Il est établi que les organisations armées et les milices se fournissent en armes auprès de réseaux de trafiquants ou en fabriquent elles-mêmes, parfois même par impression 3D. Cependant, ces armes ne sont pas d'une qualité irréprochable. La prise de bases militaires a permis aux résistants d'ajouter à leur arsenal des canons d'artillerie, des fusils anti-matériel de fabrication chinoise et des mitrailleuses.

Des photos diffusées sur X montrent une partie de l'artillerie saisie par l'Armée de libération nationale Ta'ang dans l'État de Shan.

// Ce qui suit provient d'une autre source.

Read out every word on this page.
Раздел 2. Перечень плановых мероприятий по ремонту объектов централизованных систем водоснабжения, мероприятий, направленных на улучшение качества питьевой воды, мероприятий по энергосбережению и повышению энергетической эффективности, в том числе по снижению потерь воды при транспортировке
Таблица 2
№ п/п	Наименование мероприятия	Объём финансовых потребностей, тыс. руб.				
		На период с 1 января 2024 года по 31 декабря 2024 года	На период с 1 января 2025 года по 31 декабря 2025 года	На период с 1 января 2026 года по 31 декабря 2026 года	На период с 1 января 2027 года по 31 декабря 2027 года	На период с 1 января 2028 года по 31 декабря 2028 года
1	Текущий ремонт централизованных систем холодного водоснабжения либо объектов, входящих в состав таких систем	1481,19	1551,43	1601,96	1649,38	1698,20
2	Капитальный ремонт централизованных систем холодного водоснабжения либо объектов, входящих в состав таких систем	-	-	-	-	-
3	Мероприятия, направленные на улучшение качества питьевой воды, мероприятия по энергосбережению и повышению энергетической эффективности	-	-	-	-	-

L'objectif est également de montrer à la junte qu'elle est affaiblie, qu'elle perd des territoires et des armes. L'opération 1027 a également encouragé d'autres groupes armés et milices ethniques, comme les Forces de défense du peuple (PDF) – la principale branche militaire du gouvernement d'opposition en exil du Myanmar – à intensifier leurs attaques contre la junte. Enfin, les saisies d'armes servent également à remonter le moral du mouvement de résistance et à attirer l'attention de la communauté internationale.

Erin Murphy explique :

Ces photos sont certainement utilisées dans un but de relations publiques, pour montrer au monde ce qu'ils sont capables de faire et elles aident certainement à remonter le moral des troupes. Car les groupes armés, comme les civils qui résistent par le biais de manifestations, se demandent vraiment si la communauté internationale les a oubliés. L'Ukraine et Gaza ont détourné l'attention de la Birmanie.

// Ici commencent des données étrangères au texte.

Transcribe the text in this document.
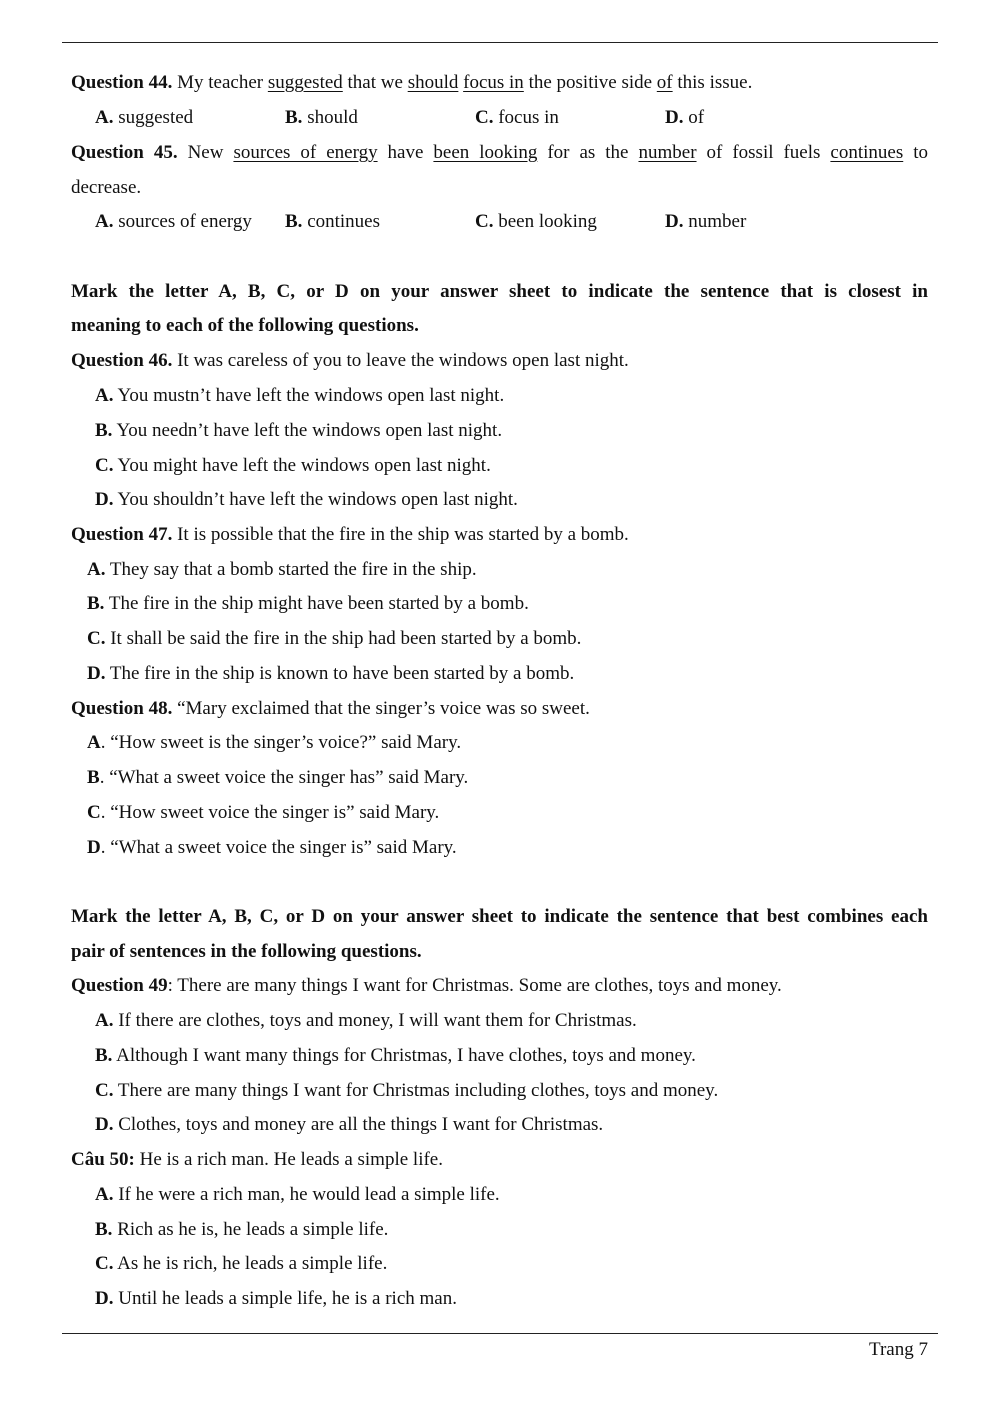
Question 44. My teacher suggested that we should focus in the positive side of this issue.
A. suggested	B. should	C. focus in	D. of
Question 45. New sources of energy have been looking for as the number of fossil fuels continues to
decrease.
A. sources of energy B. continues	C. been looking	D. number
Mark the letter A, B, C, or D on your answer sheet to indicate the sentence that is closest in
meaning to each of the following questions.
Question 46. It was careless of you to leave the windows open last night.
A. You mustn’t have left the windows open last night.
B. You needn’t have left the windows open last night.
C. You might have left the windows open last night.
D. You shouldn’t have left the windows open last night.
Question 47. It is possible that the fire in the ship was started by a bomb.
A. They say that a bomb started the fire in the ship.
B. The fire in the ship might have been started by a bomb.
C. It shall be said the fire in the ship had been started by a bomb.
D. The fire in the ship is known to have been started by a bomb.
Question 48. “Mary exclaimed that the singer’s voice was so sweet.
A. “How sweet is the singer’s voice?” said Mary.
B. “What a sweet voice the singer has” said Mary.
C. “How sweet voice the singer is” said Mary.
D. “What a sweet voice the singer is” said Mary.
Mark the letter A, B, C, or D on your answer sheet to indicate the sentence that best combines each
pair of sentences in the following questions.
Question 49: There are many things I want for Christmas. Some are clothes, toys and money.
A. If there are clothes, toys and money, I will want them for Christmas.
B. Although I want many things for Christmas, I have clothes, toys and money.
C. There are many things I want for Christmas including clothes, toys and money.
D. Clothes, toys and money are all the things I want for Christmas.
Câu 50: He is a rich man. He leads a simple life.
A. If he were a rich man, he would lead a simple life.
B. Rich as he is, he leads a simple life.
C. As he is rich, he leads a simple life.
D. Until he leads a simple life, he is a rich man.
Trang 7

Deux groupes alliés à l'Alliance de la Fraternité ont capturé un poste de police à Nyaung Pin Thar, dans le sud du Myanmar, le 13 décembre. Des photos partagées sur X montrent les armes qu'ils ont capturées.

Selon The Irrawaddy, un média birman d'opposition, plus de 650 soldats de la junte se sont rendus ou ont fait défection depuis le début de l'opération 1027.

La Chine a contribué à faciliter les pourparlers et un cessez-le-feu temporaire entre les militaires au pouvoir et les groupes anti-junte. Lalgré ce cessez-le-feu annoncé le 14 décembre, les combattants de la résistance ont continué à s'emparer de territoires clés.